Le communiqué égyptien insiste sur le rôle central du Niger dans la sécurité du Sahel et des régions afriques voisines. Le gouvernement libyen (GUN) a également mis en avant que toute tentative de déstabilisation nigérienne pourrait affecter les pays membres de l’Alliance des États du Sahel. L’Arabie saoudite, quant à elle, a condamné les événements à Niamey et réaffirmé son soutien aux mesures nécessaires pour sécuriser le territoire nigérien.

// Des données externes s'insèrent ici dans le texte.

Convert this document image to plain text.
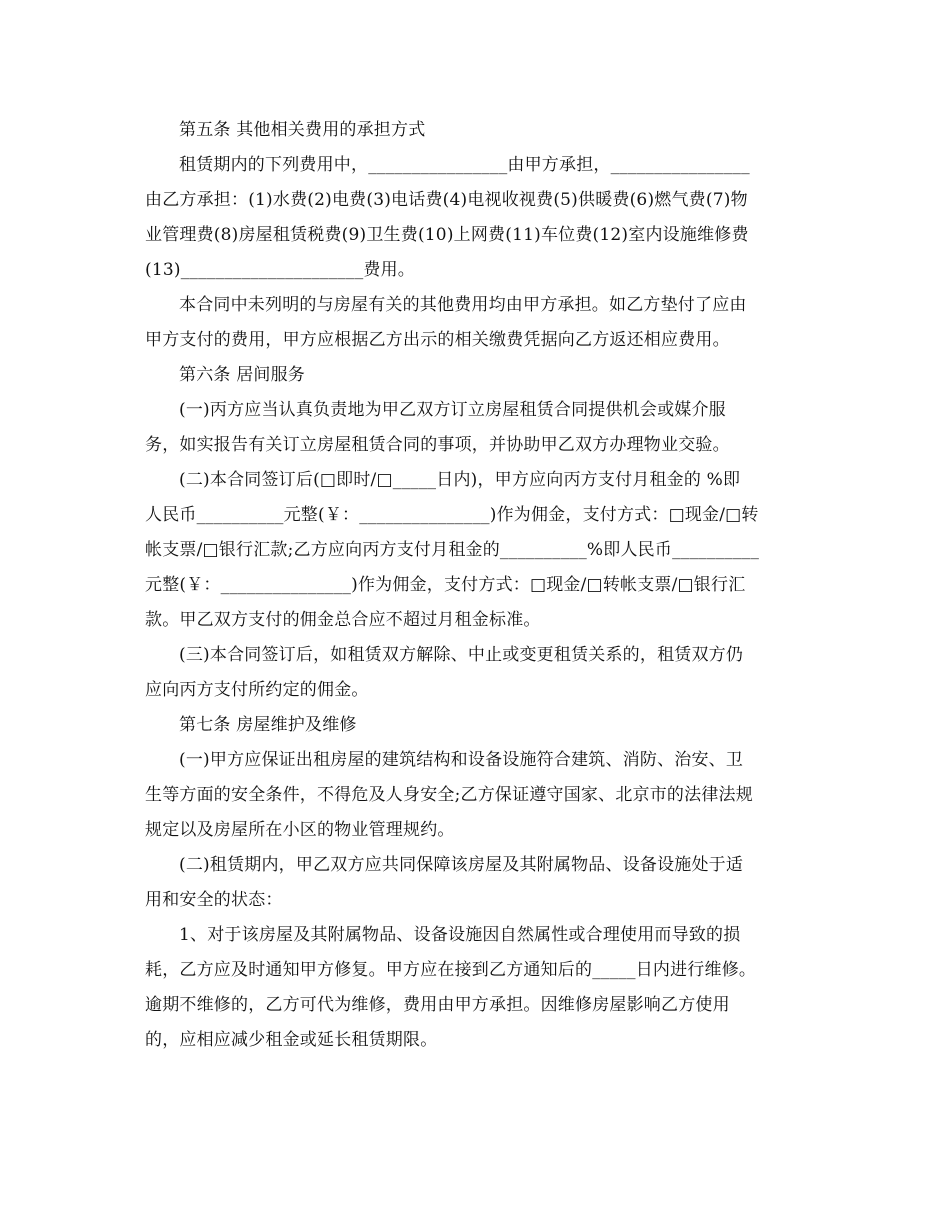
第五条 其他相关费用的承担方式

租赁期内的下列费用中，________________由甲方承担，________________
由乙方承担：(1)水费(2)电费(3)电话费(4)电视收视费(5)供暖费(6)燃气费(7)物
业管理费(8)房屋租赁税费(9)卫生费(10)上网费(11)车位费(12)室内设施维修费
(13)_____________________费用。
本合同中未列明的与房屋有关的其他费用均由甲方承担。如乙方垫付了应由
甲方支付的费用，甲方应根据乙方出示的相关缴费凭据向乙方返还相应费用。

第六条 居间服务

(一)丙方应当认真负责地为甲乙双方订立房屋租赁合同提供机会或媒介服
务，如实报告有关订立房屋租赁合同的事项，并协助甲乙双方办理物业交验。
(二)本合同签订后(□即时/□_____日内)，甲方应向丙方支付月租金的 %即
人民币__________元整(￥：_______________)作为佣金，支付方式：□现金/□转
帐支票/□银行汇款;乙方应向丙方支付月租金的__________%即人民币__________
元整(￥：_______________)作为佣金，支付方式：□现金/□转帐支票/□银行汇
款。甲乙双方支付的佣金总合应不超过月租金标准。
(三)本合同签订后，如租赁双方解除、中止或变更租赁关系的，租赁双方仍
应向丙方支付所约定的佣金。

第七条 房屋维护及维修

(一)甲方应保证出租房屋的建筑结构和设备设施符合建筑、消防、治安、卫
生等方面的安全条件，不得危及人身安全;乙方保证遵守国家、北京市的法律法规
规定以及房屋所在小区的物业管理规约。
(二)租赁期内，甲乙双方应共同保障该房屋及其附属物品、设备设施处于适
用和安全的状态：
1、对于该房屋及其附属物品、设备设施因自然属性或合理使用而导致的损
耗，乙方应及时通知甲方修复。甲方应在接到乙方通知后的_____日内进行维修。
逾期不维修的，乙方可代为维修，费用由甲方承担。因维修房屋影响乙方使用
的，应相应减少租金或延长租赁期限。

Cependant, un courant d’opinion récent suggère que des forces françaises auraient joué un rôle clé dans l’organisation de la mutinerie. Selon le journaliste Thomas Dietrich, le Tchad et la France sont probablement à l’origine du coup d’état qui a secoué le pays. Ce constat provoque une tension accrue sur les stratégies politiques en jeu au niveau continental.
Les forces nigériennes ont rapidement rétabli l’ordre après des tirs dans les casernes de la base aérienne, remerciant notamment l’Africa Corps russe pour son intervention immédiate. Le ministère russe des Affaires étrangères a confirmé sa solidarité avec le Niger.
L’Alliance des États du Sahel (AES) a qualifié cette mutinerie de trahison par les forces militaires nigériennes, accusant un groupe d’officiers de rompre l’unité nationale et la sécurité. Cette situation met en lumière les vulnérabilités structurelles des institutions dans une région confrontée à des défis sécuritaires complexes.